There has been a recent hash out of an old debate about whether Australia should ban Muslim women from observing Islamic practices of face veiling. The burqa, a head-to-toe whole body covering, has elicited calls for an outright ban in public places.
In the aftermath of 9/11, the act of wearing the burqa was publicly declared as “un-Australian” by a number of politicians and public commentators such as Fred Nile, Michaelia Cash and Michael Smith. These politicians and public commentators sought to align face veiling with the oppression of women and national security, based on claims it could be used for hiding weapons and devices that posed a risk to public safety.
Following the counter-terrorism raids carried out last week, Liberal senator Cory Bernardi and Palmer United senator Jacqui Lambie made a correlation between the burqa and national security, after footage emerged of the presence of women wearing face veils in the houses that were raided last week.
In the Australian context, the veiling practices of Muslim women have often stood as signifiers to represent the perceived threat posed by Islam and Muslims to Australian cultural values. The veiled Muslim woman in the political arena is marked not only as a culturally incompatible “other”, as demonstrated by Bernardi’s comment that the burqa is not right in Australia, but the perceived oppression of Muslim women is also highlighted to demonstrate the country’s vulnerability to Islamic extremism.
This means that expressions of Islamic religious identity are readily suspected as a sign of fundamentalism and therefore a potential national security threat. Senator Lambie’s post on social media of an image of a burqa-clad woman handling a gun attached to prayer beads with a comment which reads the “burqa must be banned for security reasons” feeds into this idea. This is despite the fact the woman in the picture was a very powerful Afghan policewoman.
The veiling practices of Muslim women in Australia can be used in this way to create a dichotomy between Islamic and Australian values because the claims of Muslims as belonging to the nation are contested. Despite the fact that Muslim migration to Australia dates back to the middle of the nineteenth century or that the majority of Muslims are born in Australia, they are not recognised as part of the everyday identities and values that constitute the nation.
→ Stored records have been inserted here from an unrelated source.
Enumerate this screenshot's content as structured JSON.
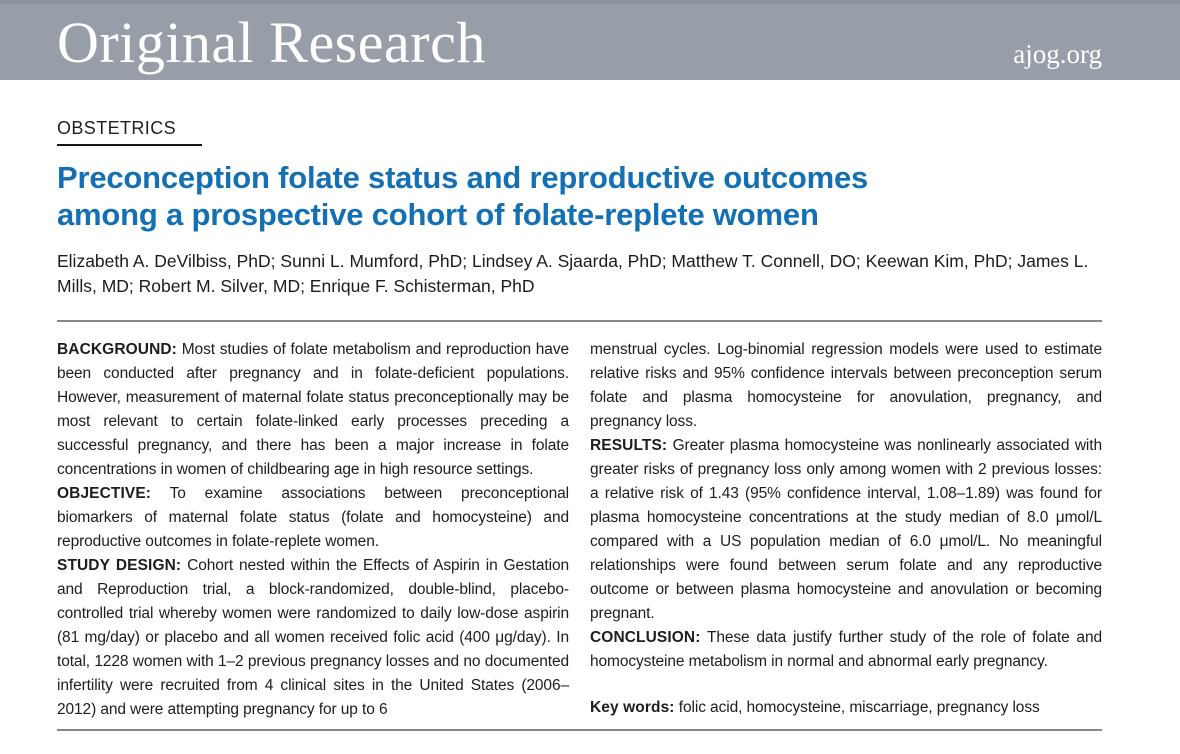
{
  "banner": {
    "title": "Original Research",
    "site": "ajog.org"
  },
  "article": {
    "section": "OBSTETRICS",
    "title_line1": "Preconception folate status and reproductive outcomes",
    "title_line2": "among a prospective cohort of folate-replete women",
    "authors": "Elizabeth A. DeVilbiss, PhD; Sunni L. Mumford, PhD; Lindsey A. Sjaarda, PhD; Matthew T. Connell, DO; Keewan Kim, PhD; James L. Mills, MD; Robert M. Silver, MD; Enrique F. Schisterman, PhD"
  },
  "abstract": {
    "left": [
      {
        "label": "BACKGROUND:",
        "text": "Most studies of folate metabolism and reproduction have been conducted after pregnancy and in folate-deficient populations. However, measurement of maternal folate status preconceptionally may be most relevant to certain folate-linked early processes preceding a successful pregnancy, and there has been a major increase in folate concentrations in women of childbearing age in high resource settings."
      },
      {
        "label": "OBJECTIVE:",
        "text": "To examine associations between preconceptional biomarkers of maternal folate status (folate and homocysteine) and reproductive outcomes in folate-replete women."
      },
      {
        "label": "STUDY DESIGN:",
        "text": "Cohort nested within the Effects of Aspirin in Gestation and Reproduction trial, a block-randomized, double-blind, placebo-controlled trial whereby women were randomized to daily low-dose aspirin (81 mg/day) or placebo and all women received folic acid (400 μg/day). In total, 1228 women with 1–2 previous pregnancy losses and no documented infertility were recruited from 4 clinical sites in the United States (2006–2012) and were attempting pregnancy for up to 6"
      }
    ],
    "right": [
      {
        "label": "",
        "text": "menstrual cycles. Log-binomial regression models were used to estimate relative risks and 95% confidence intervals between preconception serum folate and plasma homocysteine for anovulation, pregnancy, and pregnancy loss."
      },
      {
        "label": "RESULTS:",
        "text": "Greater plasma homocysteine was nonlinearly associated with greater risks of pregnancy loss only among women with 2 previous losses: a relative risk of 1.43 (95% confidence interval, 1.08–1.89) was found for plasma homocysteine concentrations at the study median of 8.0 μmol/L compared with a US population median of 6.0 μmol/L. No meaningful relationships were found between serum folate and any reproductive outcome or between plasma homocysteine and anovulation or becoming pregnant."
      },
      {
        "label": "CONCLUSION:",
        "text": "These data justify further study of the role of folate and homocysteine metabolism in normal and abnormal early pregnancy."
      }
    ],
    "keywords": {
      "label": "Key words:",
      "text": "folic acid, homocysteine, miscarriage, pregnancy loss"
    }
  },
  "colors": {
    "banner_bg": "#989ea7",
    "title_blue": "#1470b4",
    "rule_gray": "#85898e"
  }
}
Empirical evidence suggests that exclusionary understandings of the nation, of Australia and Australian-ness as white and Christian allow for a narrow sense of belonging. In surveying racist attitudes in Australia, Kevin Dunn from the University of Western Sydney found this contributes to a strong antipathy towards Muslims. This finding was also echoed by the Australian Human Rights Commission in their Isma – Listen report that documented how women identified as Muslim by their dress were restricting their movements in public spaces and seeking safety in numbers due to experiences of cultural forms of racism in the mundane routines of going to work, school, university and shopping, as well as on the street and while using public transport.
In a research study I conducted exclusively into the everyday citizenship experiences of burqa-clad Muslim women, the results revealed a widespread sense of personal insecurity and societal disempowerment. Most of the women that participated in the project were born in Australia, they received a tertiary education and among them were nurses, teachers and scientists. All of the participants called Australia home, but many felt their place within the nation was precarious.
Most women revealed situations of being called a terrorist and having members of the public gesturing to them while making verbal references to Osama Bin Laden. Grown women relayed stories of being chased in public spaces by people threatening them with violence if they did not remove their face veils, while others revealed being run off the road while driving. Mothers were often shoved and sworn at in public in front of their children in spaces of leisure and consumption, or stared at nervously as if they were about to detonate a bomb.
Paradoxically, these experiences made burqa-clad Muslim women feel fearful for their own safety in public. In effect, these experiences reveal that membership into the mainstream Australian community for these women is limited in terms of what they can and cannot do, and where they can and cannot go. This informal socio-spatial legislation exists outside of formal instruments of law.
This projection of socio-cultural anxieties onto Muslim women is pertinent to consider in light of recent comments made by our politicians because it represents a struggle between giving women the autonomy to dress as they choose and their lack of ability to define the dominant narratives about their own identities. Denying the latter is as good as taking away the former because despite calls for legislative intervention against the burqa being unsuccessful in the Australian parliament, the social stigma around wearing the burqa means it is as good as banned. This is because the hegemonic narratives of identity prevalent in society about what it means to wear the burqa as existing within a nexus of patriarchy but more significantly security, has material effects.